Картина производит далеко не однозначное впечатление. Драматические акценты, ужасающие мотивы отнюдь не отталкивают, а интригуют. Перед нами открывается таинственное, пугающее и одновременно манящее фантастическое зрелище. На примере этого произведения можно с полной ответственностью говорить о характерном для творчества Дали парадоксе: противоречивом сочетании агрессивной образносодержательной доктрины, направленной на раздражение сонного разума, рассчитанной на активную защитную реакцию, и изысканной, драгоценной, притягивающей взор своим великолепием живописи.

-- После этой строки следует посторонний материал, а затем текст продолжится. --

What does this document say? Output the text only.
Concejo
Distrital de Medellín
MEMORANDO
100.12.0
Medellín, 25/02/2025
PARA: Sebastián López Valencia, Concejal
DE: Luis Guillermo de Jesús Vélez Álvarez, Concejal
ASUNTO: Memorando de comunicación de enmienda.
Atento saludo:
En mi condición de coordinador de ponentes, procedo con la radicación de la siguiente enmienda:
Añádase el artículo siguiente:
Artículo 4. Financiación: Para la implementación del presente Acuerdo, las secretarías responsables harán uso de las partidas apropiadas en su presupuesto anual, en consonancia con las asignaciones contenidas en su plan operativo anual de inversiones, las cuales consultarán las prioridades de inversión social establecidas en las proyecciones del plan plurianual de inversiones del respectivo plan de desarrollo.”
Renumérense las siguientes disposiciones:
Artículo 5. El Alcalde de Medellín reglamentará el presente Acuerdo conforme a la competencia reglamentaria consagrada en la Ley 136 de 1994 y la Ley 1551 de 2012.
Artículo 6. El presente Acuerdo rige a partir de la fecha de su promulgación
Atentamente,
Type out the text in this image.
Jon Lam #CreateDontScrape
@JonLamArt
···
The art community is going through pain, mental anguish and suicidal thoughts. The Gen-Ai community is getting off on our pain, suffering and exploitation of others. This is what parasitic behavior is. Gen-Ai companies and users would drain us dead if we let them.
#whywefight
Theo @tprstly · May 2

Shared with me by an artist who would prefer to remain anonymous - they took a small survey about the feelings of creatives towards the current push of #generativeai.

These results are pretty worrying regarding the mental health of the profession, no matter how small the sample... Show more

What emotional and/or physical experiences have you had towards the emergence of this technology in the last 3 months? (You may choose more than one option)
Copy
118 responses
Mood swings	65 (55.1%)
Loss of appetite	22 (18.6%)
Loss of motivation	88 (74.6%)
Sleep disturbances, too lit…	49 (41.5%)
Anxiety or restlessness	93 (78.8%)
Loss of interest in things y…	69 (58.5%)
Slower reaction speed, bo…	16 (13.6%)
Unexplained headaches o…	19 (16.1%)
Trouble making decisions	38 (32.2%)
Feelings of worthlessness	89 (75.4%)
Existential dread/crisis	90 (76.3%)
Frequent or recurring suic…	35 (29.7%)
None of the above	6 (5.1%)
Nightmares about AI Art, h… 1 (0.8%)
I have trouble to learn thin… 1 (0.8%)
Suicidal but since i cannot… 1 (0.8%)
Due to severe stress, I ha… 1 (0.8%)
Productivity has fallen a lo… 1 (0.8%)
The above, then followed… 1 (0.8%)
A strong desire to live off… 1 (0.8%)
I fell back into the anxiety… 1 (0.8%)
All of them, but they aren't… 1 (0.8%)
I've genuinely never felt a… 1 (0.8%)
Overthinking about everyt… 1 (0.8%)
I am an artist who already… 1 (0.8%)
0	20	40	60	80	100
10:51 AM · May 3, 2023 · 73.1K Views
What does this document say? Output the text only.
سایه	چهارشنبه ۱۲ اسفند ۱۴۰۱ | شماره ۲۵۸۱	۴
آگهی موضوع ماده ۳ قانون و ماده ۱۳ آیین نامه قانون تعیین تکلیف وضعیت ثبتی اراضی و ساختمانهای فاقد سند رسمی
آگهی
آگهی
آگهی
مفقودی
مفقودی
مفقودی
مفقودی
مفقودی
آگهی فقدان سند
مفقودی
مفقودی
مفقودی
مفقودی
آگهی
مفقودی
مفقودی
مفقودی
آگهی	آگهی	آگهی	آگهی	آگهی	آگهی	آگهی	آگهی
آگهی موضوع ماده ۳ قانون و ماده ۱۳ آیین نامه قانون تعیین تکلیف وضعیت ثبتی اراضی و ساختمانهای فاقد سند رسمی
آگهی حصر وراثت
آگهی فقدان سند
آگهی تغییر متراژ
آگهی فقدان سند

В своих воспоминаниях о встречах с Дали известный советский дипломат, академик Итальянской академии искусств Николай Федоренко приводит такие слова художника: "Сюрреализм в известной степени представляет собой сумму мыслей, человеческих радостей и трагедий. Каждый из нас — всего лишь клетка, пылинка огромного, непознанного мира... Я не раз заявлял, что сюрреализм — это я. Даже мое имя Сальвадор, что по-испански означает "спаситель", я рассматриваю как знамение — быть спасителем современного искусства. Свою живопись я считаю вершиной собственного сознания. Что касается мотивов абсурда и параноидальных выходок, то любые фантазии, волшебные видения никогда не выйдут за пределы реального. Человеческое воображение — это общая сокровищница снов, вожделений и мечтаний людей... Не знаю, многие ли правильно понимают высший смысл жизни и творчества художника. Для меня в искусстве — вся сущность бытия"12.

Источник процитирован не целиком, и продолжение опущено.